There are multiple ways to get help when you become a bit lost when using function. If you are stuck using a function but you know its name, you can access the help file for that function by typing a question mark followed by the function name into the R console (no spaces):

r ?mean

There are too many built-in functions in R to go through them now (let alone all of the functions included in any packages you install). No need to spend any time on this, but for a quick glance at a list of all functions included in R can be seen here: Link.

I told you there are loads!

  1. Create an object that holds 6 evenly spaced numbers starting at 2 and ending at 12. Create this manually (i.e., don’t use any functions).

  2. Repeat this step but now use a function to achieve the same result. (Tip: see the seq function.)
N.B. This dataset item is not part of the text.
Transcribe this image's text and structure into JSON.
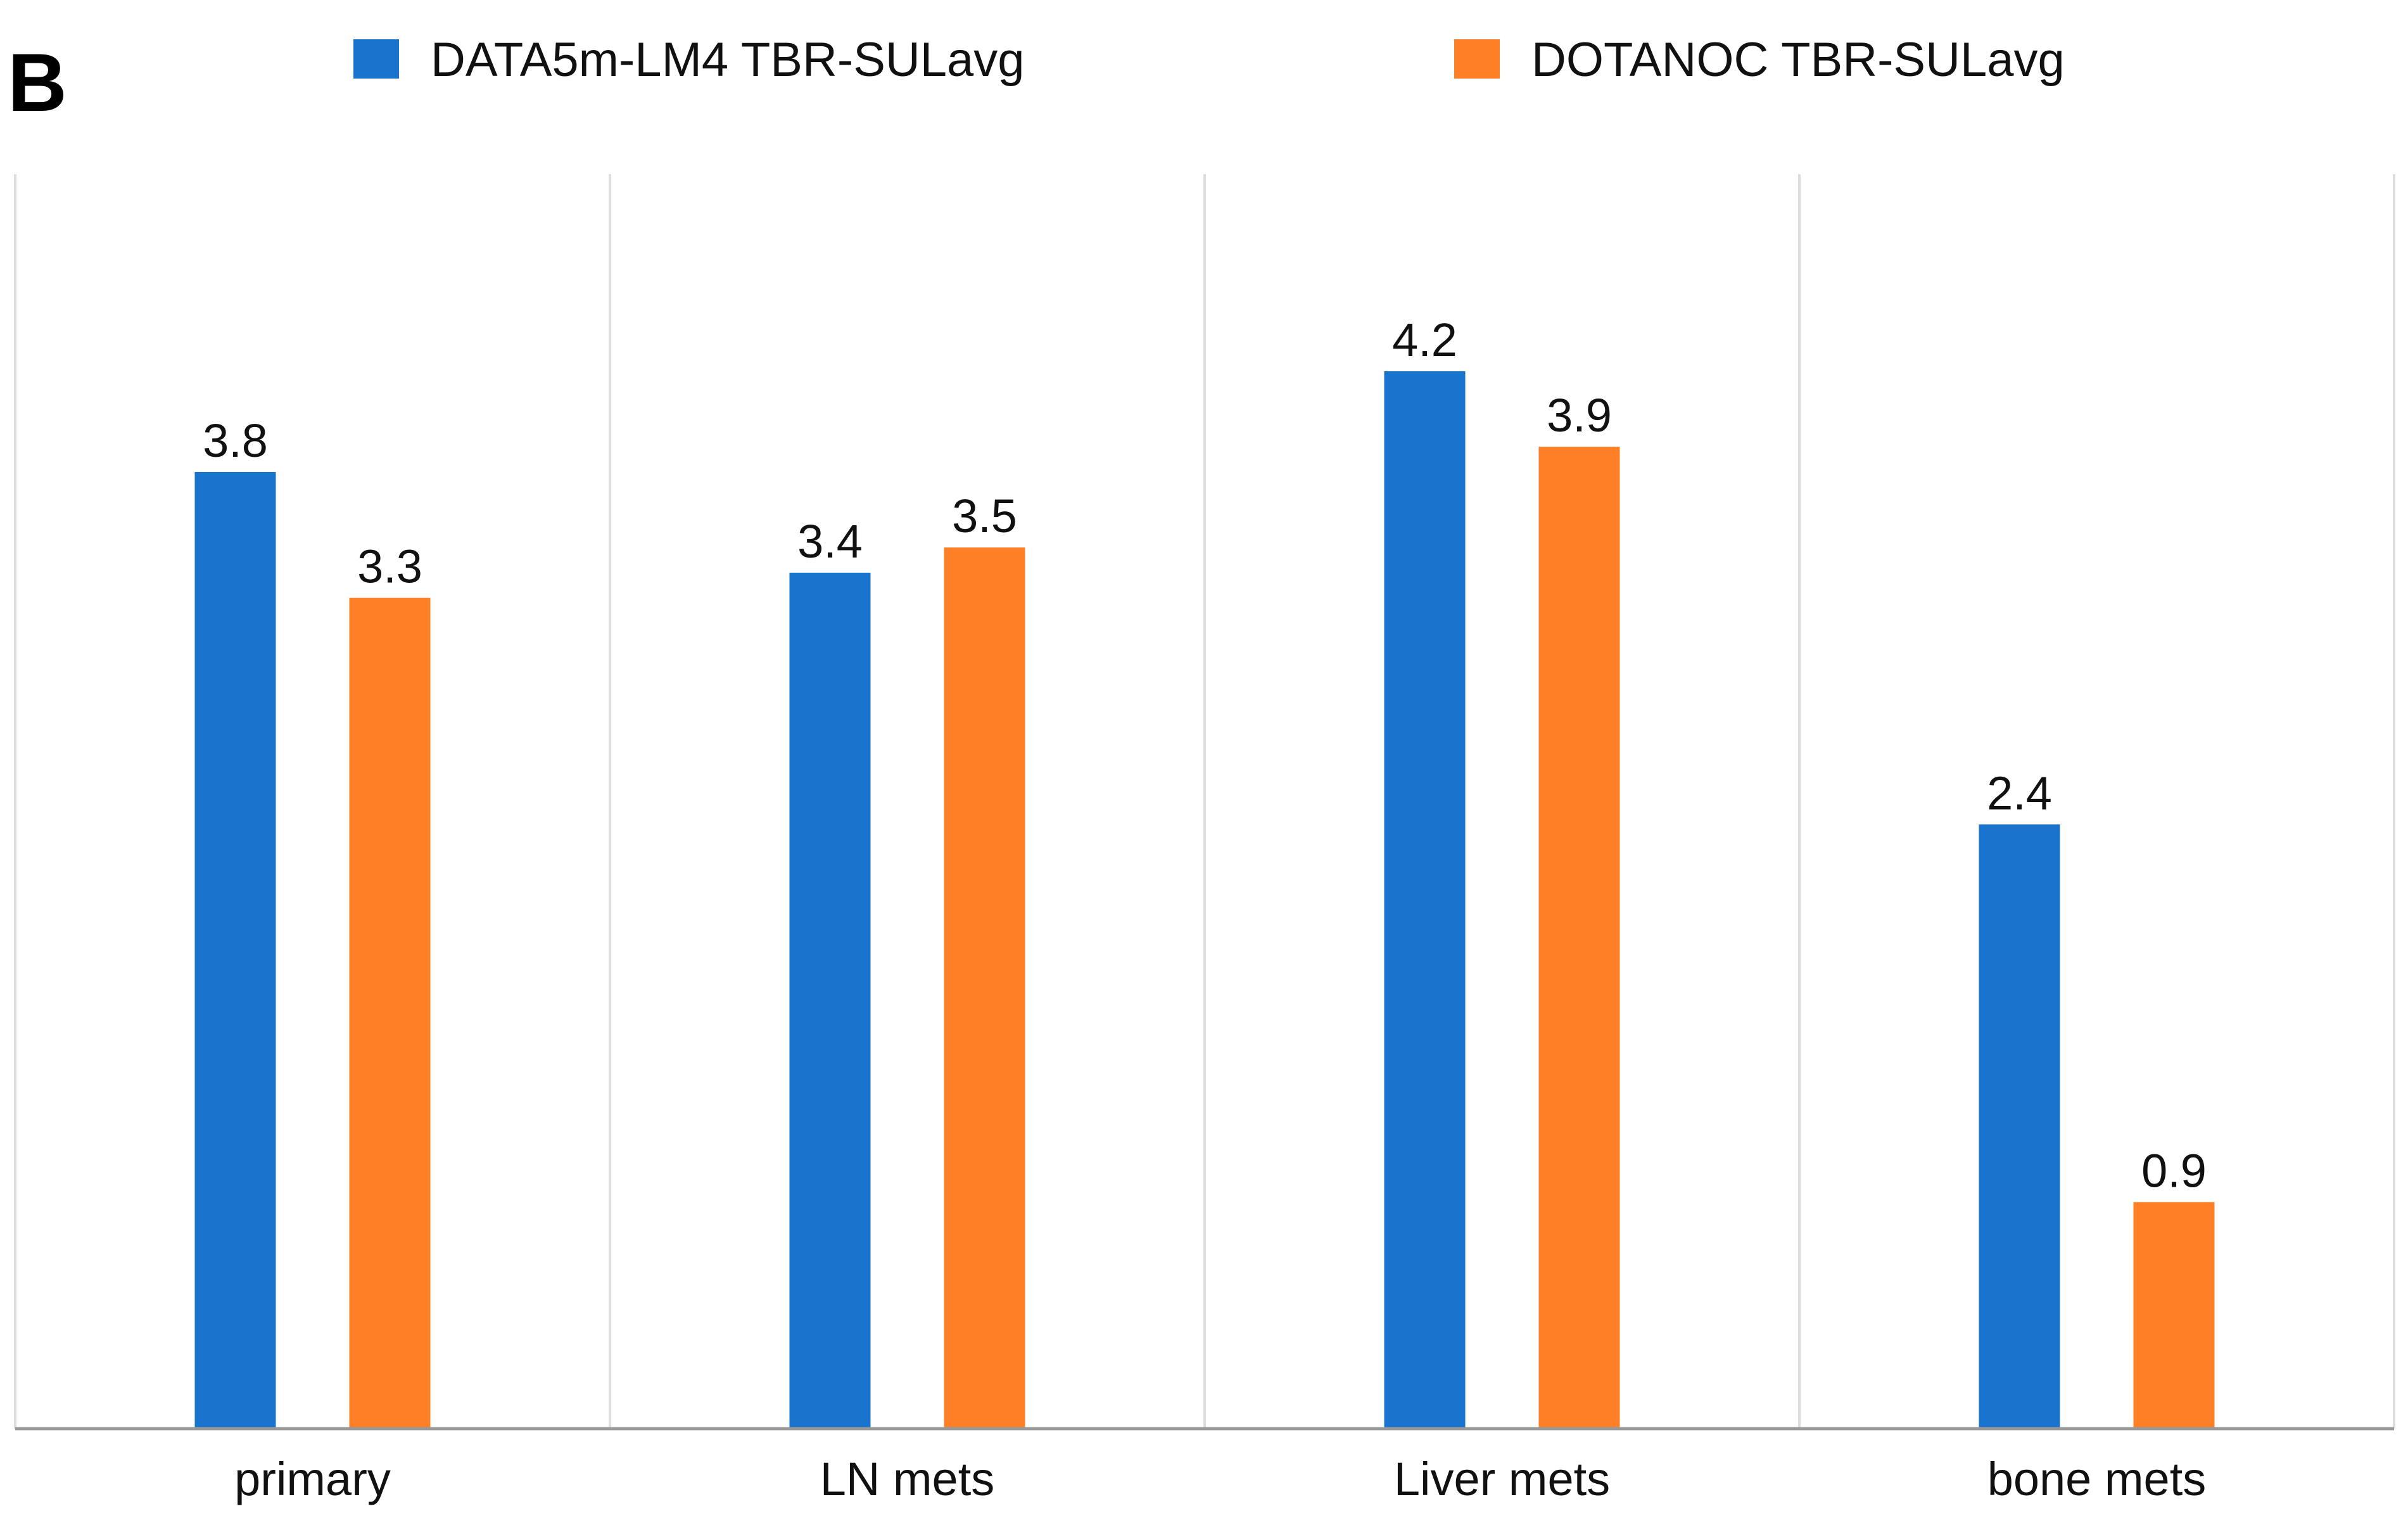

  3. You run an experiment testing the response time of 12 students. The mean response time for each participant is as follows (all in milliseconds): 597, 763, 614, 705, 523, 703, 858, 775, 759, 520, 505, 680. What was the mean response time of your sample? (Tip: You may want to first create an object to hold your data…)

  4. What was the median response time of your sample?

  5. Was the mean response time of your sample smaller than the median response time of your sample? How might you check this using logical operators?

  6. Run the following code. (Don’t worry what it does in detail, but basically, it creates a vector of 100 random numbers drawn from a normal distribution with a mean of 100 and a standard deviation of 20. If you aren’t sure what these terms are—especially if you are from a non-science background—don’t worry! We are just going to use the numbers it creates.). How might you find the minimum and the maximum value in the created vector?

random_numbers <- rnorm(n = 100, mean = 100, sd = 20)
  1. Run the summary function on your random numbers. What does this function return?

  2. That’s probably enough for now! If you are thirsty for more, find new functions to play around with from the list above in the “reading” section and try it on new data!